With 14 out of the world's 15 most polluting cities being in India, there is a dire need that serious measures are taken to reduce the PM 2.5 content in the atmosphere of India's key cities. Even though automobile emissions contribute a minor 2 percent to the total particulate matter concentration in the atmosphere, the automotive industry is collectively looking at developing futuristic technologies and alternative propulsion solutions to create a cleaner tomorrow.
Coming to the point of electrification in the automotive space, Bhargava said that with no clear policy in the country, there continues to remain an environment of speculations around the incentives being brought forward for EVs.
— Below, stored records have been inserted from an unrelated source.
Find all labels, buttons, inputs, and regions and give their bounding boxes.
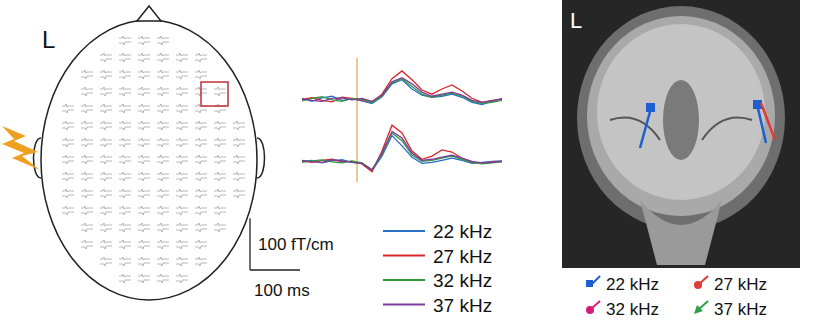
svg-text:L: L bbox=[42, 26, 55, 53]
svg-text:37 kHz: 37 kHz bbox=[433, 295, 492, 316]
svg-text:100 ms: 100 ms bbox=[254, 281, 310, 300]
svg-text:32 kHz: 32 kHz bbox=[433, 270, 492, 291]
svg-text:22 kHz: 22 kHz bbox=[433, 221, 492, 242]
svg-text:L: L bbox=[570, 8, 582, 33]
svg-text:100 fT/cm: 100 fT/cm bbox=[258, 235, 334, 254]
svg-text:32 kHz: 32 kHz bbox=[606, 300, 659, 319]
svg-text:27 kHz: 27 kHz bbox=[714, 275, 767, 294]
svg-text:37 kHz: 37 kHz bbox=[714, 300, 767, 319]
svg-text:22 kHz: 22 kHz bbox=[606, 275, 659, 294]
svg-text:27 kHz: 27 kHz bbox=[433, 246, 492, 267]
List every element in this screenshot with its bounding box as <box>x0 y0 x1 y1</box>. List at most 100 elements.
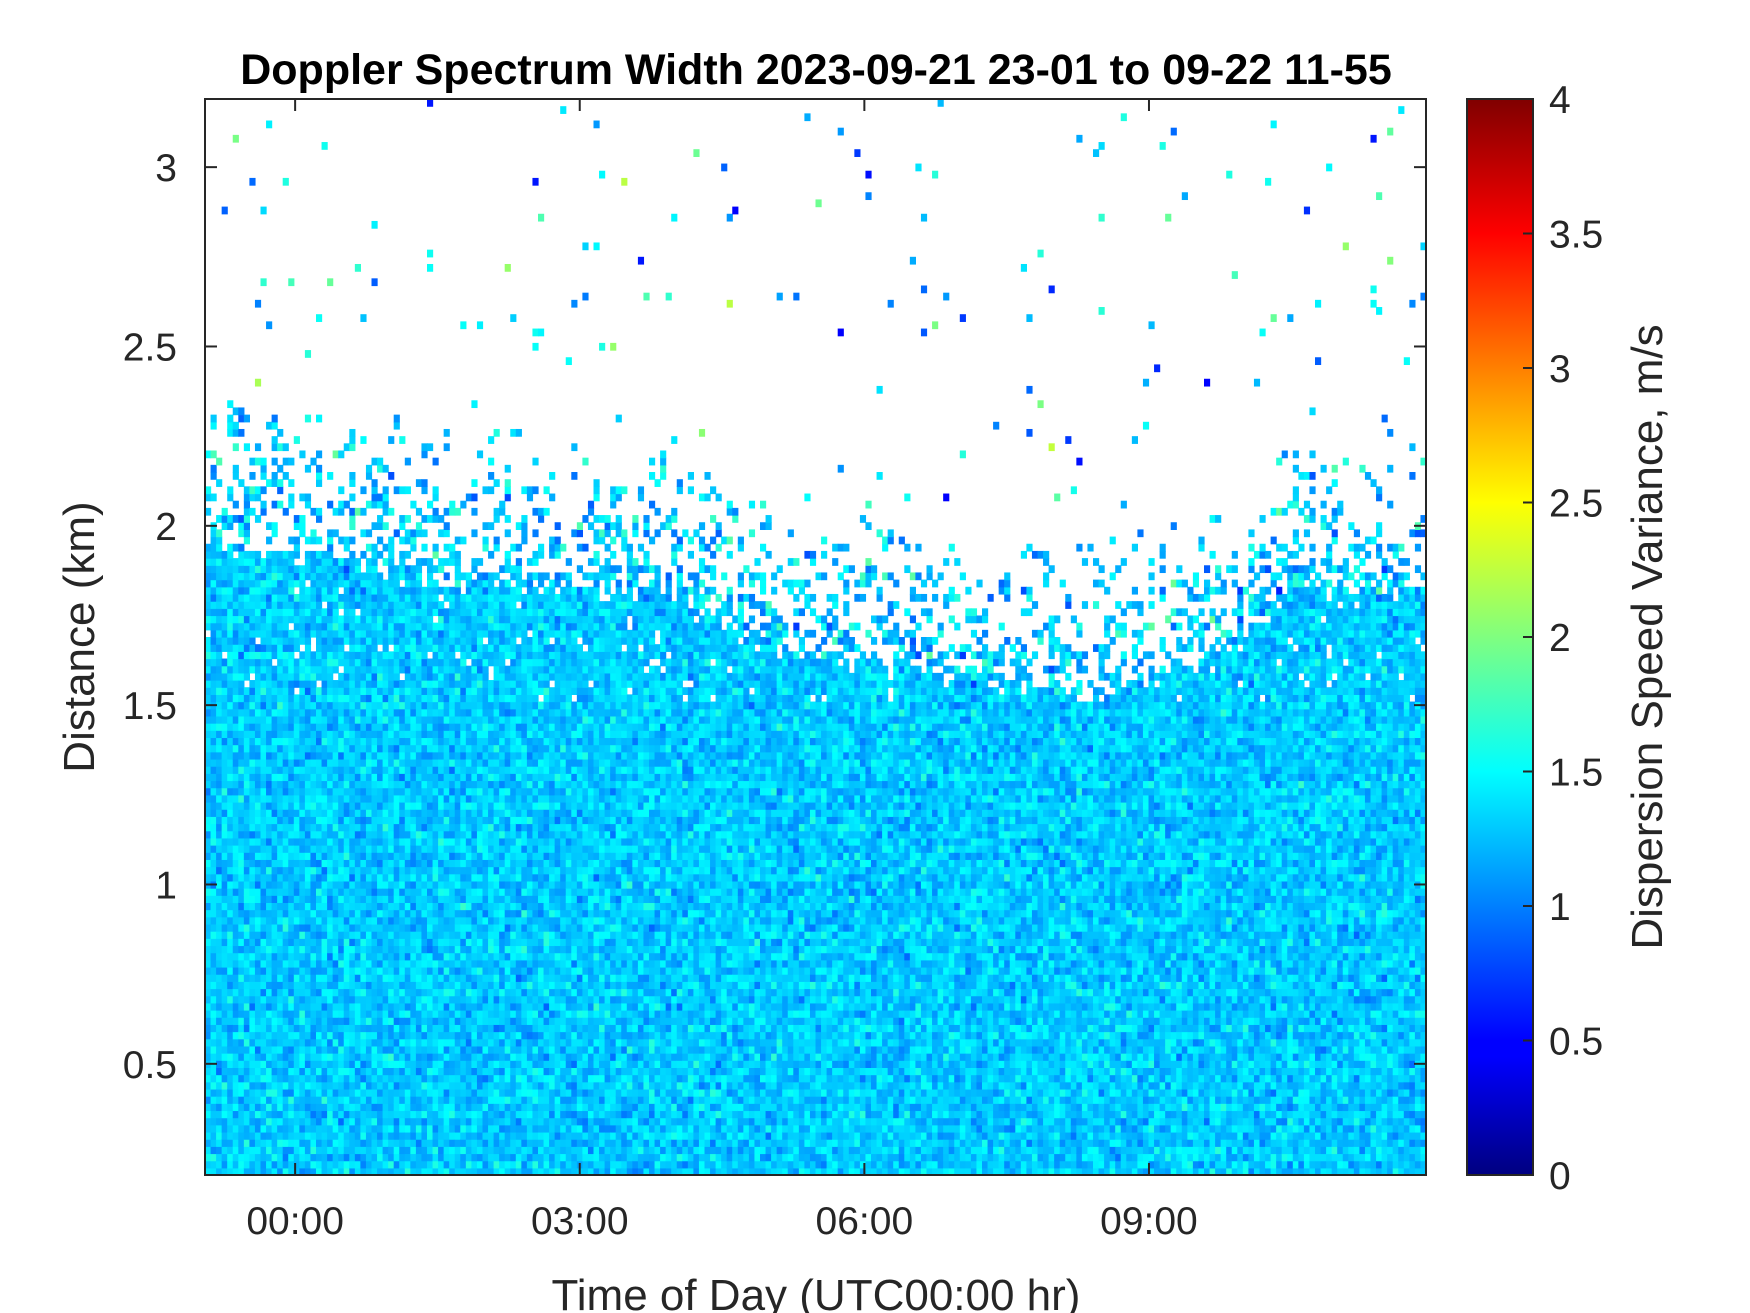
heatmap-cell <box>305 759 311 767</box>
heatmap-cell <box>227 831 233 839</box>
heatmap-cell <box>277 680 283 688</box>
heatmap-cell <box>283 1146 289 1154</box>
heatmap-cell <box>216 845 222 853</box>
heatmap-cell <box>310 766 316 774</box>
heatmap-cell <box>238 1039 244 1047</box>
heatmap-cell <box>305 788 311 796</box>
heatmap-cell <box>283 816 289 824</box>
heatmap-cell <box>272 802 278 810</box>
heatmap-cell <box>310 737 316 745</box>
heatmap-cell <box>327 852 333 860</box>
heatmap-cell <box>261 759 267 767</box>
heatmap-cell <box>222 945 228 953</box>
heatmap-cell <box>299 910 305 918</box>
heatmap-cell <box>272 637 278 645</box>
heatmap-cell <box>244 443 250 451</box>
heatmap-cell <box>222 759 228 767</box>
heatmap-cell <box>294 730 300 738</box>
heatmap-cell <box>249 558 255 566</box>
heatmap-cell <box>238 852 244 860</box>
heatmap-cell <box>288 824 294 832</box>
heatmap-cell <box>316 465 322 473</box>
heatmap-cell <box>316 931 322 939</box>
heatmap-cell <box>261 1024 267 1032</box>
heatmap-cell <box>261 945 267 953</box>
heatmap-cell <box>283 802 289 810</box>
heatmap-cell <box>255 379 261 387</box>
heatmap-cell <box>327 1060 333 1068</box>
heatmap-cell <box>310 580 316 588</box>
heatmap-cell <box>299 730 305 738</box>
heatmap-cell <box>299 902 305 910</box>
heatmap-cell <box>288 967 294 975</box>
heatmap-cell <box>222 594 228 602</box>
heatmap-cell <box>266 601 272 609</box>
heatmap-cell <box>255 1161 261 1169</box>
heatmap-cell <box>283 745 289 753</box>
heatmap-cell <box>283 737 289 745</box>
heatmap-cell <box>299 1003 305 1011</box>
heatmap-cell <box>277 666 283 674</box>
heatmap-cell <box>227 895 233 903</box>
heatmap-cell <box>216 702 222 710</box>
heatmap-cell <box>333 1053 339 1061</box>
heatmap-cell <box>333 1125 339 1133</box>
heatmap-cell <box>327 580 333 588</box>
heatmap-cell <box>272 881 278 889</box>
heatmap-cell <box>283 178 289 186</box>
heatmap-cell <box>294 953 300 961</box>
heatmap-cell <box>266 1032 272 1040</box>
heatmap-cell <box>244 845 250 853</box>
heatmap-cell <box>294 709 300 717</box>
heatmap-cell <box>211 780 217 788</box>
heatmap-cell <box>216 745 222 753</box>
heatmap-cell <box>333 1082 339 1090</box>
heatmap-cell <box>211 558 217 566</box>
heatmap-cell <box>222 587 228 595</box>
heatmap-cell <box>249 759 255 767</box>
heatmap-cell <box>305 666 311 674</box>
heatmap-cell <box>261 623 267 631</box>
heatmap-cell <box>211 709 217 717</box>
heatmap-cell <box>238 831 244 839</box>
heatmap-cell <box>305 659 311 667</box>
heatmap-cell <box>244 1139 250 1147</box>
heatmap-cell <box>310 988 316 996</box>
heatmap-cell <box>249 1010 255 1018</box>
heatmap-cell <box>216 938 222 946</box>
heatmap-cell <box>316 730 322 738</box>
heatmap-cell <box>322 680 328 688</box>
heatmap-cell <box>266 737 272 745</box>
heatmap-cell <box>238 479 244 487</box>
heatmap-cell <box>249 1024 255 1032</box>
heatmap-cell <box>327 659 333 667</box>
heatmap-cell <box>322 881 328 889</box>
heatmap-cell <box>227 859 233 867</box>
heatmap-cell <box>277 895 283 903</box>
heatmap-cell <box>322 623 328 631</box>
heatmap-cell <box>211 824 217 832</box>
heatmap-cell <box>266 874 272 882</box>
heatmap-cell <box>222 831 228 839</box>
heatmap-cell <box>238 881 244 889</box>
heatmap-cell <box>277 572 283 580</box>
heatmap-cell <box>211 572 217 580</box>
heatmap-cell <box>244 780 250 788</box>
heatmap-cell <box>310 716 316 724</box>
heatmap-cell <box>333 1161 339 1169</box>
heatmap-cell <box>316 802 322 810</box>
heatmap-cell <box>238 644 244 652</box>
heatmap-cell <box>288 737 294 745</box>
heatmap-cell <box>238 924 244 932</box>
heatmap-cell <box>238 565 244 573</box>
heatmap-cell <box>288 1110 294 1118</box>
heatmap-cell <box>299 666 305 674</box>
heatmap-cell <box>277 945 283 953</box>
heatmap-cell <box>288 780 294 788</box>
heatmap-cell <box>288 795 294 803</box>
heatmap-cell <box>216 601 222 609</box>
heatmap-cell <box>249 659 255 667</box>
heatmap-cell <box>249 859 255 867</box>
heatmap-cell <box>233 1039 239 1047</box>
heatmap-cell <box>216 795 222 803</box>
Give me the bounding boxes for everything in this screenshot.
He further added, “Electrification in the small car segment cannot be driven purely on the basis of subsidy, where the government cannot afford to subsidise such a large pool of cars, which is not a viable way of doing it and will not solve any purpose. It can only be done in case of large cars, where the number is relatively lesser. However, what is required instead, is a dramatic improvement in technology powering these mass-market vehicles which will lower their prices.”
E-mobility in two-wheelers and cross-subsidy
While there are numerous constraints for EV adoption in the personal four-wheeler space, Bhargava said that e-mobility could be beneficial in case of the two-wheeler segment which doesn't suffer from the limitations of charging infrastructure and that these vehicles should be incentivised for accelerating electric mobility and for cutting down pollution.
Government could introduce a ‘polluter-tax’ on fossil-fuelled vehicles to incentivise EVs, but, “it should then be done for both cars as well as two-wheelers to drive growth in both the segments equally,” Bhargava added.
CNG a far more acceptable solution
Bhargava championed the cause of alternative propulsion solutions such as bio-fuels and CNG and said that it could be a key enabler towards reducing dependency on fossil fuels, as well as being a solid interim solution to full vehicle electrification in the country.
“CNG is a far more acceptable technology than anything else, wherein it reduces fossil fuel consumption as well as lowers environmental pollution,” Bhargava said.
With Maruti Suzuki offering a host of vehicles from its expansive portfolio in the bi-fuel option of petrol-CNG as well, the company says it is already observing a 50 percent year-on-year growth in the sale of its CNG models in the country, and recently surpassed the 500,000 sales milestone since it first introduced a factory-fitted option back in 2010.
“So, my view is that we should first look towards setting up and expanding infrastructure for CNG to create a robust network,” Bhargava concluded.